[R] Constrained vector permutation

Charles C. Berry cberry at tajo.ucsd.edu
Sat Jan 30 04:23:07 CET 2010


On Fri, 29 Jan 2010, Andrew Rominger wrote:

> Being reasonably sure that all valid permutations are equally probable is
> important to me.  I've played around with search algorithms in permuting
> contingency tables and find that possible solutions decrease rapidly once
> one starts assigning values, particularly if small values are assigned
> first, so it would seem all solutions are not equally probable (not only
> that but one frequently encounters "dead ends" where there are values left
> to assign and no allowable place to put them).  As such I think I'd opt to
> use sample()... several times if needed.
>
> To clarify, yes, I only need one valid permutation, the idea is I'll
> generate 1000s of ordered vectors, and then for each one generate one valid
> permutation.
>
> Thanks very much for the help and insights--
> Andy

Andy,

If you have some sense of importance sampling and/or MCMC you might look 
at

Zaman and Simberloff (2002, Environmental and Ecological Statistics 9,
405--421).

which concerns sampling a binary matrix with fixed margins - not quite 
your problem, but akin to it in being a combinatorial nightmare without 
an obvious direct solution of workable size for real problems.
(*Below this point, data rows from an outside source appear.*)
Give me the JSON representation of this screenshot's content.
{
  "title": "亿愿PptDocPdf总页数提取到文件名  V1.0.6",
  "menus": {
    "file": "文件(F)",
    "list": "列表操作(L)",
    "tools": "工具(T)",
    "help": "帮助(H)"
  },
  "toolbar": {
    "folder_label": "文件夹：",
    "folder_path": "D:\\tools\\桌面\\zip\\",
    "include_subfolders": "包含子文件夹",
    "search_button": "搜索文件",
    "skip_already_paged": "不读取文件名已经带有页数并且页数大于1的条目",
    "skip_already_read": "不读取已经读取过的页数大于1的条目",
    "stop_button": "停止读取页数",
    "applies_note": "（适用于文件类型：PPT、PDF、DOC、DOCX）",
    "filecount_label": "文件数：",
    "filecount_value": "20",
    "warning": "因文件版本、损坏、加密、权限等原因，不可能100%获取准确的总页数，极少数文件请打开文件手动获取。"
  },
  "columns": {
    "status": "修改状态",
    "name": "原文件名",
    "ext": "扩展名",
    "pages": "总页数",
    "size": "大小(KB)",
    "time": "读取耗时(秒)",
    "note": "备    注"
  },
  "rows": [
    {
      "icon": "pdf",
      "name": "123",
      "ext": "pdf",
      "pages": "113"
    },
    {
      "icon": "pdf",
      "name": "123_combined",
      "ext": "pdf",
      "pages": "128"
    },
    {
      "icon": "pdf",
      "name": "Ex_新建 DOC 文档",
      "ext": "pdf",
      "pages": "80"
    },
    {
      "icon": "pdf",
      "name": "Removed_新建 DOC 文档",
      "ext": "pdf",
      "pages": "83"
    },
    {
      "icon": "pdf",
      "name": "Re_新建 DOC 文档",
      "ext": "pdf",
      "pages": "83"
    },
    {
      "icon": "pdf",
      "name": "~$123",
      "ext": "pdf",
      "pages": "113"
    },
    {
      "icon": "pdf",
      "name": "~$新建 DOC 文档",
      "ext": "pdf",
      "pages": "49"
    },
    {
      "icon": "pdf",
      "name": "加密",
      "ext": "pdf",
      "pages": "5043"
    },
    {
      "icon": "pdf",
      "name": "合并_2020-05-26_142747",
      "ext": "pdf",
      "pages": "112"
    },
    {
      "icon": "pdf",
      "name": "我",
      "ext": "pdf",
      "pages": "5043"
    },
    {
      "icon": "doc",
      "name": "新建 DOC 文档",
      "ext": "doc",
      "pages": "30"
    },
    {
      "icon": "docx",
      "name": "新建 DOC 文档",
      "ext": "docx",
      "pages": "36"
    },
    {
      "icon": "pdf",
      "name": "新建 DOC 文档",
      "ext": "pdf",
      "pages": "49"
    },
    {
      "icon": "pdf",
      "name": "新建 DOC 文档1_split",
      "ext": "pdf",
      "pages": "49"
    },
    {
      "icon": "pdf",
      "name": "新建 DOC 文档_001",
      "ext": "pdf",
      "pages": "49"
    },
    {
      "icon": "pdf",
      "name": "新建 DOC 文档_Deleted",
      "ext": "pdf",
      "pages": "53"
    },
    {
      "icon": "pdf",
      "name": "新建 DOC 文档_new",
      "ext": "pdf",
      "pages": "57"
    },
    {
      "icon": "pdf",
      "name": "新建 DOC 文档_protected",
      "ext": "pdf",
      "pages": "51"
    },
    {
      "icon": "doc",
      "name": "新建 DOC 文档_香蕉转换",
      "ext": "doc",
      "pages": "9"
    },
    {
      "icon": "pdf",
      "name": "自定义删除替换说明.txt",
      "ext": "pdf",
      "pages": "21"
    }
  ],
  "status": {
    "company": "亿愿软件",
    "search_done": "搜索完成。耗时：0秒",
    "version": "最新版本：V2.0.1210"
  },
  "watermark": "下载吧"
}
They define a neighborhood for each allowable matrix s.t. swapping a pair 
of 1's at ij and kl with a pair of 0's at il and kj  (which doesn't 
violate the margin constraints) leads to a member of the neighborhood. 
IIRC, the size of the neighborhood and the sizes of the neighborhoods of 
the members of its neighborhood determine the probabilities of staying put 
or moving to get the next element of the MCMC chain and which member of 
the neighborhood to choose.

I suppose something like that (i.e. defining neighborhoods of allowable 
permutations, measuring their size, and using this to guide sampling or 
develop importance weights) might apply in your case. Maybe something like 
this: start with an ordering of your n-vector that conforms to the 
constraints, look at all the choose(n,2) pairs of elements and check which 
of them could be exchanged to yield another conforming ordering; the 
allowable swaps define the neighborhood, and their number is its size.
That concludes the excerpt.